Geile Aufnahmen... überhaupt das Wetter.... bei uns sind es 8Grad und Pisswetter


----------



## mitch (16. Mai 2016)

groecamp schrieb:


> bei uns sind es 8Grad und Pisswetter


mehr an Temperatur ist hier auch nicht, war grad ne Regenpause die ich zum Spaziergang mit dem Wuff nutzte.


----------



## Tanny (16. Mai 2016)

Mitch das sind ja absolut phantastische Aufnahmen!!!!


----------



## jolantha (16. Mai 2016)

Kirstin, 
habs mir als Lesezeichen gesetzt. Ich füttere ja meine Vögel auch noch alle, weil ich ja hoffe, die " Schwarzen " fressen soviel, daß sie
die anderen Flieger dann verschonen !


----------



## Tanny (16. Mai 2016)

Hallo Anne, 
Deine Rabenkrähen werden sich von normalem Vogelfutter nicht "satt" fressen. 

Das meiste, was sie sich holen, wird irgendwo versteckt - eingegraben für schlechte Zeiten. 

Sie sind anders, als die meisten anderen Singvögel auf tierische Kost angewiesen und ihre Jungen 
werden mit Insekten, Ei und Fleisch ernährt. 

Das müssen sie sich beschaffen (wäre auch sonst sehr ungesund für sie) ganz egal, wieviele 
Nüsse und Körner und Co Du auslegst. 

Ich würde Dir auch davon abraten, sie quasi rund um die Uhr frei zugänglich "ad libitum" zu füttern. 

1. wird das für die Krähen wirklich ungesund und
2. fressen sie Dir nur die Haare vom Kopf bzw. verstecken, was Du teuer bezahlst. 

Dann füttere ihnen lieber ein oder zweimal am Tag gezielt eoin paar Leckerli. 
Da kannst Du ein "Ritual" draus machen. 

Sie lernen schnell, dass es z.B. nur bei einem bestimmten Pfiff zu einer bestimmten Tageszeit etwas gibt. 

Und dann nimmst Du was "Gesundes und Besonderes" für sie: 

z.B. mal ein paar kleine (pflaumengrosse) Hackbällchen (roh, NUR Rind, kein Schwein!), 
ein paar Stückchen Rinderleber oder Rindergoulasch etc. 
oder ein rohes Hühnerei (Bio) - Du kannst es ihnen ganz hinlegen. 

Entweder tragen sie es weg oder, wenn es zu groß ist, hacken sie es auf und essen das Eigelb raus. 

Dann mal ein paar angeknackte __ Walnüsse (unbehandelt) usw. 

Keine verarbeiteten Nahrungsmittel, kein Hunde- oder Katzenfutter, keine gewürzten Sachen usw. 

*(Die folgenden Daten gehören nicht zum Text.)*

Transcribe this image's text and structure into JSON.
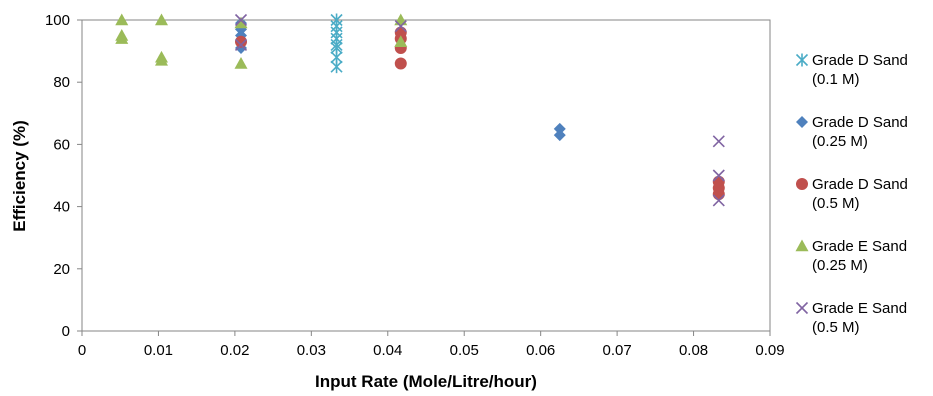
{
  "chart_data": {
    "type": "scatter",
    "title": "",
    "xlabel": "Input Rate (Mole/Litre/hour)",
    "ylabel": "Efficiency (%)",
    "xlim": [
      0,
      0.09
    ],
    "ylim": [
      0,
      100
    ],
    "x_ticks": [
      "0",
      "0.01",
      "0.02",
      "0.03",
      "0.04",
      "0.05",
      "0.06",
      "0.07",
      "0.08",
      "0.09"
    ],
    "y_ticks": [
      "0",
      "20",
      "40",
      "60",
      "80",
      "100"
    ],
    "grid": false,
    "legend_position": "right",
    "series": [
      {
        "name_lines": [
          "Grade D Sand",
          "(0.1 M)"
        ],
        "marker": "asterisk",
        "color": "#4bacc6",
        "points": [
          [
            0.0333,
            100
          ],
          [
            0.0333,
            98
          ],
          [
            0.0333,
            96
          ],
          [
            0.0333,
            94
          ],
          [
            0.0333,
            92
          ],
          [
            0.0333,
            91
          ],
          [
            0.0333,
            88
          ],
          [
            0.0333,
            85
          ]
        ]
      },
      {
        "name_lines": [
          "Grade D Sand",
          "(0.25 M)"
        ],
        "marker": "diamond",
        "color": "#4f81bd",
        "points": [
          [
            0.0208,
            99
          ],
          [
            0.0208,
            97
          ],
          [
            0.0208,
            95
          ],
          [
            0.0208,
            93
          ],
          [
            0.0208,
            91
          ],
          [
            0.0625,
            65
          ],
          [
            0.0625,
            63
          ]
        ]
      },
      {
        "name_lines": [
          "Grade D Sand",
          "(0.5 M)"
        ],
        "marker": "circle",
        "color": "#c0504d",
        "points": [
          [
            0.0208,
            93
          ],
          [
            0.0417,
            96
          ],
          [
            0.0417,
            94
          ],
          [
            0.0417,
            91
          ],
          [
            0.0417,
            86
          ],
          [
            0.0833,
            48
          ],
          [
            0.0833,
            46
          ],
          [
            0.0833,
            44
          ]
        ]
      },
      {
        "name_lines": [
          "Grade E Sand",
          "(0.25 M)"
        ],
        "marker": "triangle",
        "color": "#9bbb59",
        "points": [
          [
            0.0052,
            100
          ],
          [
            0.0052,
            95
          ],
          [
            0.0052,
            94
          ],
          [
            0.0104,
            100
          ],
          [
            0.0104,
            88
          ],
          [
            0.0104,
            87
          ],
          [
            0.0208,
            99
          ],
          [
            0.0208,
            86
          ],
          [
            0.0417,
            100
          ],
          [
            0.0417,
            93
          ]
        ]
      },
      {
        "name_lines": [
          "Grade E Sand",
          "(0.5 M)"
        ],
        "marker": "cross",
        "color": "#8064a2",
        "points": [
          [
            0.0208,
            100
          ],
          [
            0.0208,
            92
          ],
          [
            0.0417,
            98
          ],
          [
            0.0833,
            61
          ],
          [
            0.0833,
            50
          ],
          [
            0.0833,
            42
          ]
        ]
      }
    ]
  }
}
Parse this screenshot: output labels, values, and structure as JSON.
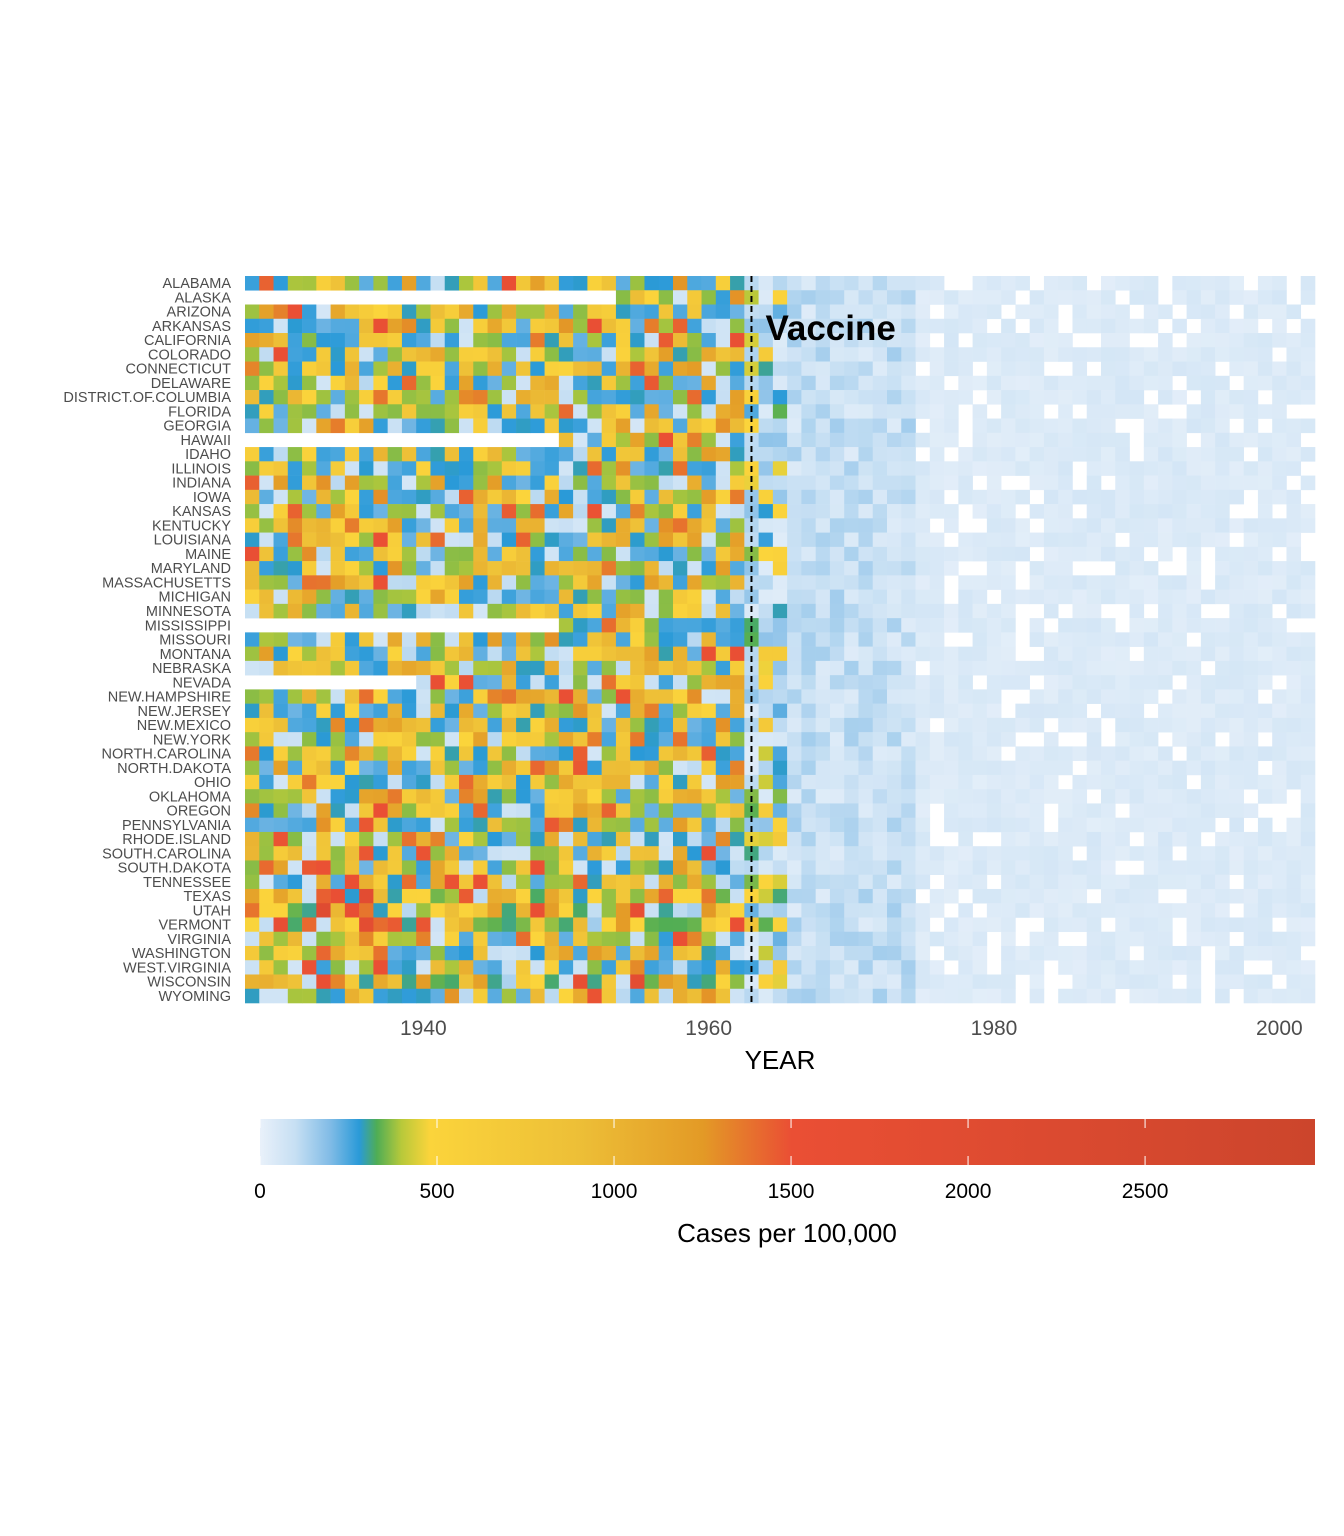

Sie werden Dich dafür lieben  und es ist deutlich gesünder für sie. 

LG
Kirstin


----------



## jolantha (16. Mai 2016)

Danke, Kirstin
dann werde ich das in Zukunft richtig machen, und einfach kein loses Futter mehr hinstreuen . 
Es gibt jetzt nur noch Körnerfutter im Vogelhäuschen, da passen die zwei nicht rein 
Habe extra immer Futter lose hingestreut für die Zwei .


----------



## groecamp (16. Mai 2016)

hmm warum die Raben füttern....dieser thread beschäftigt sich doch damit, dass die Viecher auch Mäuse und sontige "Schädlinge" fressen... sollen wir das denen abgewöhnen und dann Mäusegift streuen? Das gleiche gilt doch auch für die anderen Vögel...füttern und Insektenvertilgungsmittel...?


Tanny schrieb:


> Dann mal ein paar angeknackte __ Walnüsse (unbehandelt) usw.


schau dir mal an wie die schlauen Viecher so ne Nuss knacken... bei uns legen die sie immer vor die Autos und warten bis einer drüberfährt... also die brauchen wirklich keine Hilfe....


----------



## Christine (16. Mai 2016)

Menno - es geht nicht darum, die Viecher satt zu machen, es geht darum, sie auf dem Gelände zu halten.


----------



## Tanny (16. Mai 2016)

Hallo groecamp, 

ich füttere meine aus reiner Freude an der Sache - angewiesen sind sie zumindest hier, wo es genug gibt, sicher 
nicht. 

Ich finde es absolut faszinierend, sie zu beobachten und ich freue mich einfach immer, wenn sie 
auf Zuruf über mir im Baum landen, mich "begrüssen" und dann - kaum bin ich einige Schritte zurück gegangen, 
bei den Leckerli landen und sie in Windeseile abtransportieren, um sie erstmal zu verstecken. 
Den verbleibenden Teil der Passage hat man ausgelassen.